In the spring and fall, publishers release some of the best new books of the year, the ones that most support the joy of reading.  This year’s releases have been no exception.  The past few months have brought an abundance of great new fiction titles.

Sometimes, as is currently the case, my recommended books appear to be lifted straight from the best-seller lists.  Generally, I select my reading material from professional reviews published or posted in advance of publication, or through word-of-mouth by friends who read and review galleys, or advance readers copies.   Whatever the source, my recommendations for 2024 are each a pleasure to read, but far from undiscovered treasures.

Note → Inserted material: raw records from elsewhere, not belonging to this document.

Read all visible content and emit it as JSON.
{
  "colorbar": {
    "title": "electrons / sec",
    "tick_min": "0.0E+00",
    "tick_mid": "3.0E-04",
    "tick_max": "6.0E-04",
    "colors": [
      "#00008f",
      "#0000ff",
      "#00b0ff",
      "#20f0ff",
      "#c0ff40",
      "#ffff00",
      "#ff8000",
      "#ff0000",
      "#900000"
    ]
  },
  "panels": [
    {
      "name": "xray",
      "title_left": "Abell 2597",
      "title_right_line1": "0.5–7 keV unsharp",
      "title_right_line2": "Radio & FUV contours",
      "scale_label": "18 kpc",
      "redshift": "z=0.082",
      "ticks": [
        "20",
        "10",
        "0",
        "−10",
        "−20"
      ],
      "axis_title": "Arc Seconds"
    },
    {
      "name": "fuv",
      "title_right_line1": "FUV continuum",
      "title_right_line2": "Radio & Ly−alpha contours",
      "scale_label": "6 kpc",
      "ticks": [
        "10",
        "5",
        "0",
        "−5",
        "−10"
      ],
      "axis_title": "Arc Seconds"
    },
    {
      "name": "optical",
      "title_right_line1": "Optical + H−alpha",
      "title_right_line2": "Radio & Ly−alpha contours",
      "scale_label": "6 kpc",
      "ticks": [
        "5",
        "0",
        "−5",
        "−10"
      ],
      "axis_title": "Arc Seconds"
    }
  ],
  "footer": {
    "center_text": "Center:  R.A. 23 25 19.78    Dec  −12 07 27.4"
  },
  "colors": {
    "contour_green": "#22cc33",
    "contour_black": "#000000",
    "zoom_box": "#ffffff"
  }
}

American-Irish novelist Tana French has long been one of my favorites.  Set in the mountains of West Ireland, The Hunter features retired Chicago police officer Cal Hooper and his teenage protegee, Trey.  Together, they make and repair furniture.  Things get complicated when Trey’s deadbeat father Johnny returns home after many years of absence.  Along with a phony English partner, Johnny sets out to swindle the locals.  Things turn ugly as the town turns on Johnny and, by proxy, his family.  Cal does his best to protect Trey, but she has an agenda of her own, which brings more challenges.  The Hunter is a page turner; I could not put it down. 

The Heaven & Earth Grocery Store by James McBride was given to me as a gift by my friend, writer Jessica Lipnack, after she learned that I was on the wait list at the library with months to go.  This was my first experience reading James McBride (but it won’t be my last!), and all I could think was: “this writing is brilliant!”  The book, set in Pottstown, Pennsylvania, a small town not far from Philadelphia, features colorful, diverse characters and a rich plot.  Perceptively, it captures the foibles and realities of human behavior.  The Heaven & Earth Grocery Store was published in 2023 and has been on the best-seller list ever since.

Pottstown, Pennsylvania is a real place, where Jessica grew up.  The following quote is from a letter she wrote to James McBride and published on Medium:   “Because I was born and raised in Pottstown, I was so taken with your understanding of this little town that I find it hard to believe you’re not from there. It’s all in perfect pitch: Your descriptions of the leafy streets; the close-knit neighborhoods I lived in and visited; the downtown that was the pulsing heart of commerce with its many Jewish-owned shops; the bus that cost a dime to ride from the North End to those stores; the food that is unique to the communities there; the diversity of people; the evil mental institution that everyone feared and we kids made fun of (‘Watch out or you’re going to Pennhurst’); the knowledge that the Klan was still rumored to be active nearby when I was growing up; the big band venue (where I met the regulars from American Bandstand and teen idol Fabian); the appalling racism that tracked Black kids into less challenging classes and worse; and, on the positive side, the camaraderie, humor, and extraordinary love within the community.  [T]he book is sad, funny, honest, and ultimately uplifting.”

This novel is a perfect selection for book clubs and reading and discussion groups.

Remarkably Bright Creatures by Shelby Van Pelt is a novel I first read and loved in 2022.  Marcellus is a giant Pacific octopus, who resides in a tank in an aquarium.  At night, he climbs out of his tank to explore his surroundings, often helping himself to tasty treats found in other tanks.  While on his excursions, he meets Tova, the night cleaner for the aquarium.  Over time, they develop a trust and eventually a friendship, as Marcellus leads Tova to new discoveries about her own life.

So why is this novel back on the best seller lists?  I like to think it is because of our growing awareness of the high intelligence of octopuses.  Perhaps the 2020 documentary My Octopus Teacher contributed to this understanding.  The New York Times postulates that the continued success of Shelby Van Pelt’s story is a result of word of mouth praise.  “Remarkably Bright Creatures” is one of those increasingly rare success stories: a quiet, quirky literary debut that has been buoyed by bookseller love and word-of-mouth recommendations. To date, the novel has sold 1.4 million copies, an impressive feat for a debut that features an ornery octopus narrator,” said Alexandra Alter in her December 2023 NYT review.  Remarkably Bright Creatures also would foster some great conversations by book groups, as well as contribute to the joy of reading.

Currently, I am reading Amor Towles’ Table for Two.  I have been a big fan of Towles ever since reading the unforgettable A Gentleman in Moscow, but am not necessarily a fan of short stories.  The form can be confusing, consisting perhaps fragments of a larger work in the author’s mind.  For the most part, I prefer to dig my teeth into a good novel. 

Table for Two, however, upended this notion of mine.  Each story is thoroughly enjoyable, and the reader can mentally expand on any one of them and imagine its continuation and perhaps ultimate conclusion.  In “The Line,” how does Pushkin, the enterprising, non-English speaking Russian farmer, find his footing after landing in New York City?  Does Tommy, in “The Bootlegger,” ever find peace with himself?  Eve, in the novella “Eve in Hollywood,” has a role in Towles’ earlier book, Rules of Civility, proving that each of his characters has their own story to tell. 

These books were a delight to read, and will foster the joy of reading.